Another pathway with possible involvement in PD is nitric oxide (NO) and cyclic GMP system. This second messenger is produced after increase of intracellular calcium, by Ca2+ channels or through the liberation of reticulum endoplasmatic calcium. The later is achieved by activation of phospholipase C (PLC) with the production of inositol triphosphate (IP3), a product of phosphatidylinositol-4,5-biphosphate (PIP2) hydrolysis. Ca2+ activates constitutive nitric oxide synthase (NOS), a calmodulin dependent enzyme, producing NO. NO acts on soluble guanylyl cyclase with the formation of cyclic GMP which in turn can activate the cyclic GMP-dependent kinase (PKG) involved in phosphorilation processes (Wang and Robinson, 1995).

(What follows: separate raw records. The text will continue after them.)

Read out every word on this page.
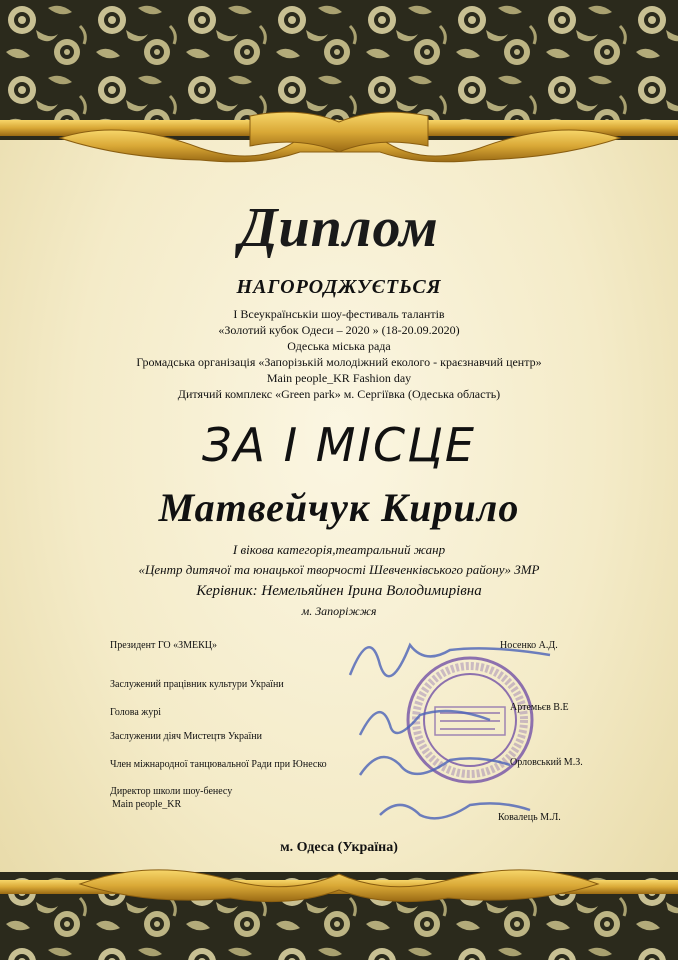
Диплом
НАГОРОДЖУЄТЬСЯ
І Всеукраїнськіи шоу-фестиваль талантів
«Золотий кубок Одеси – 2020 » (18-20.09.2020)
Одеська міська рада
Громадська організація «Запорізькій молодіжний еколого - краєзнавчий центр»
Main people_KR Fashion day
Дитячий комплекс «Green park» м. Сергіївка (Одеська область)
ЗА І МІСЦЕ
Матвейчук Кирило
І вікова категорія,театральний жанр
«Центр дитячої та юнацької творчості Шевченківського району» ЗМР
Керівник: Немельяйнен Ірина Володимирівна
м. Запоріжжя
Президент ГО «ЗМЕКЦ»	Носенко А.Д.
Заслужений працівник культури України
Голова журі	Артемьєв В.Е
Заслужении діяч Мистецтв України
Член міжнародної танцювальної Ради при Юнеско	Орловський М.З.
Директор школи шоу-бенесу
Main people_KR
Ковалець М.Л.
м. Одеса (Україна)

Plein and Berk (1999) have investigated platelets Ca2+ levels in panic patients after stimulation with serotonin and thrombin, in order to evaluate serotonergic involvement in this disorder. They found Ca2+ increase with thrombin but not with serotonin stimulation.
In order to clarify the role of those mechanisms in the pathophysiology of panic disorder, this study explores (1) the involvement of platelets NO, cyclic GMP and cyclic AMP in this clinical condition and (2) the effect of the treatment with clomipramine, an effective drug in this disorder (Gentil et al., 1993).